At the Red Bull Amaphiko Connect bootcamp, held in London last weekend, a specially selected group of enthusiastic, young social entrepreneurs met in Hackney, the borough awarded Social Enterprise Placestatus in 2017 by Social Enterprise UK,to learn how to develop their business ideas into a viable and sustainable social enterprise model.
Led by some of the brightest thought-leaders currently operating in the space, this next generation of social innovators networked, connected and shared knowledge with each other while attending workshops on skills such as registering a business, developing a business plan and learning how to build a brand and engage and communicate with audiences.
Specialists from Unltd, the Foundation for Social Entrepreneurs, were also on hand to deliver some invaluable, practical learning modules on pathways to receiving funding and the legal expertise.
The 30 plus attendees were excited to be mentored and developed by established social enterprises from all over the country and one of the key speakers was Stephen Addison, who founded Box Up Crime in 2013 to help young people avoid getting involved in gang violence. He was inspired to set up the organisation after the tragic loss of friends due to gang affiliation and crime. BoxUpCrime is an initiative which uses sports, most specifically boxing, as a tool to inspire, educate and develop young individuals, especially those who might have been involved in crime.
As part of a lively Q&A session with the young entrepreneurs, he spoke candidly about his up-bringing and experiences – and how a vivid dream inspired him to turn his life around and start up his award-winning social enterprise, which continues to go from strength to strength.
Another engaging speaker who came to share her story and knowledge was Sade Brown, founder of Sour Lemons; a leadership development organisation which has the aim of increasing diversity and social mobility in the creative industries.
Introduced to drugs, alcohol and an older crowd at a very young age, Sade at one point found herself living on the street – she talked frankly and openly about her tough but incredibly inspiring journey and how she managed to turn her life around.
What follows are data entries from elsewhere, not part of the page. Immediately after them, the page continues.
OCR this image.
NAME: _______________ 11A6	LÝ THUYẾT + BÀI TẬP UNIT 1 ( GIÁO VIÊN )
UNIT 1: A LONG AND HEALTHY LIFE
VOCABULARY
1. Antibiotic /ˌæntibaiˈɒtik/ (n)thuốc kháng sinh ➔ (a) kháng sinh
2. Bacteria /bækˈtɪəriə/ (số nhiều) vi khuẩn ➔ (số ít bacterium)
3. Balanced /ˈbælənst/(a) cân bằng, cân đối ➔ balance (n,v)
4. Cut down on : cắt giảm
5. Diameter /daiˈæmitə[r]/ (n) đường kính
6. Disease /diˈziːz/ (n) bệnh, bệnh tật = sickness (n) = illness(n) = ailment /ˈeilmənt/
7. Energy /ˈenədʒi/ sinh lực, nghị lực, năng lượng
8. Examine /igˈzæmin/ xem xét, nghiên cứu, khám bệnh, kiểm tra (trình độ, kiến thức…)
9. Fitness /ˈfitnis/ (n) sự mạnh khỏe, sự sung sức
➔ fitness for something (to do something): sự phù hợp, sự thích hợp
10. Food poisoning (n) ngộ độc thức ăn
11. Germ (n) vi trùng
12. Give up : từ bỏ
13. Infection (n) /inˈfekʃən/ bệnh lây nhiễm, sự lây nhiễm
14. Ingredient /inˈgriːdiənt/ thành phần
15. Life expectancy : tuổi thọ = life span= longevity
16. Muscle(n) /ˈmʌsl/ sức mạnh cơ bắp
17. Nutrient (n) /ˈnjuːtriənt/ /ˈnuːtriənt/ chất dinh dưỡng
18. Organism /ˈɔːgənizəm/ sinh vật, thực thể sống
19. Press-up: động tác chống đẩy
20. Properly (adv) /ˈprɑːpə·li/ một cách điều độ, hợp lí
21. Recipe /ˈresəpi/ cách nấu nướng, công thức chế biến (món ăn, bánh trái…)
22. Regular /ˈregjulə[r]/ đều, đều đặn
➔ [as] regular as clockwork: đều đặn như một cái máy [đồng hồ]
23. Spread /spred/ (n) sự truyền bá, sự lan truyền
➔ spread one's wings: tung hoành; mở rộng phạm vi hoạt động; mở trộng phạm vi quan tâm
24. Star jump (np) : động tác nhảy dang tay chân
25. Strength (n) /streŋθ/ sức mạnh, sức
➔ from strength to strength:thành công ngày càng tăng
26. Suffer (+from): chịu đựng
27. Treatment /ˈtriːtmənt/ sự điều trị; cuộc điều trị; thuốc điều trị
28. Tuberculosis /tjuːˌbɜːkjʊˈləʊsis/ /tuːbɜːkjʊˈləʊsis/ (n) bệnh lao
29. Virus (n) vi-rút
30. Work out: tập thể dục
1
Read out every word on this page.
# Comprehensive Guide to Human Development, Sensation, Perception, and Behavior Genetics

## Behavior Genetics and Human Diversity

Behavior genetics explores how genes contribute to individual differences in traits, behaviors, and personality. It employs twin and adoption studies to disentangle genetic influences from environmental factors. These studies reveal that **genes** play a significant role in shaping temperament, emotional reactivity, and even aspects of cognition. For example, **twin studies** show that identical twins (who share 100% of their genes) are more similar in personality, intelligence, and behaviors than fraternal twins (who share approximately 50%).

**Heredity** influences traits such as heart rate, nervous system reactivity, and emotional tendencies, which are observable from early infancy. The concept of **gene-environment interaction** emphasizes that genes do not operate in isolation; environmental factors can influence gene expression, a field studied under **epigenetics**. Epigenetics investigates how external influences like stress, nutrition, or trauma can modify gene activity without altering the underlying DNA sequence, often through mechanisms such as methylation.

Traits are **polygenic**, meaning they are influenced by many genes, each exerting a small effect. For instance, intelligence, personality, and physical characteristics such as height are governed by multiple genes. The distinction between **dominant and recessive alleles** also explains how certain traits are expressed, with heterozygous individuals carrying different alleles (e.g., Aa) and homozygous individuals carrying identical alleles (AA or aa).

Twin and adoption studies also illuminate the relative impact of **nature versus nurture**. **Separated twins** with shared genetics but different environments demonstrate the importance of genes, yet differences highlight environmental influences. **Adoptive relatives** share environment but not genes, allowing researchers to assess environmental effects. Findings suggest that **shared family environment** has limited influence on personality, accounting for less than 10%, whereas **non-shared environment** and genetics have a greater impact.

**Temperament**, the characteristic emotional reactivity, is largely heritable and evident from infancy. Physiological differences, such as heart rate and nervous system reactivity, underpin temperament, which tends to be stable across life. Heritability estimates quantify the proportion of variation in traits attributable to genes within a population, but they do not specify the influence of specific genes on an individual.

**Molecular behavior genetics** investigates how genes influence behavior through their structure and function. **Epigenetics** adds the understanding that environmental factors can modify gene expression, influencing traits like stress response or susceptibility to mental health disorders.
Knowing all too well the impact of negative influences, and the inequity and lack of opportunity for people from disadvantaged backgrounds, she wanted to create more prospects for young, ambitious leaders from similar backgrounds to her, to help them get ahead in life and use their lived experiences to affect positive change.
The Amaphiko Connect UK bootcamps took place in Glasgow, Bradford and London and supported over 90 young people, helping them to join the 100,000 social enterprises contributing £60 billion to the UK economy, as reported by Social Enterprise UK recent Hidden Revolution Report.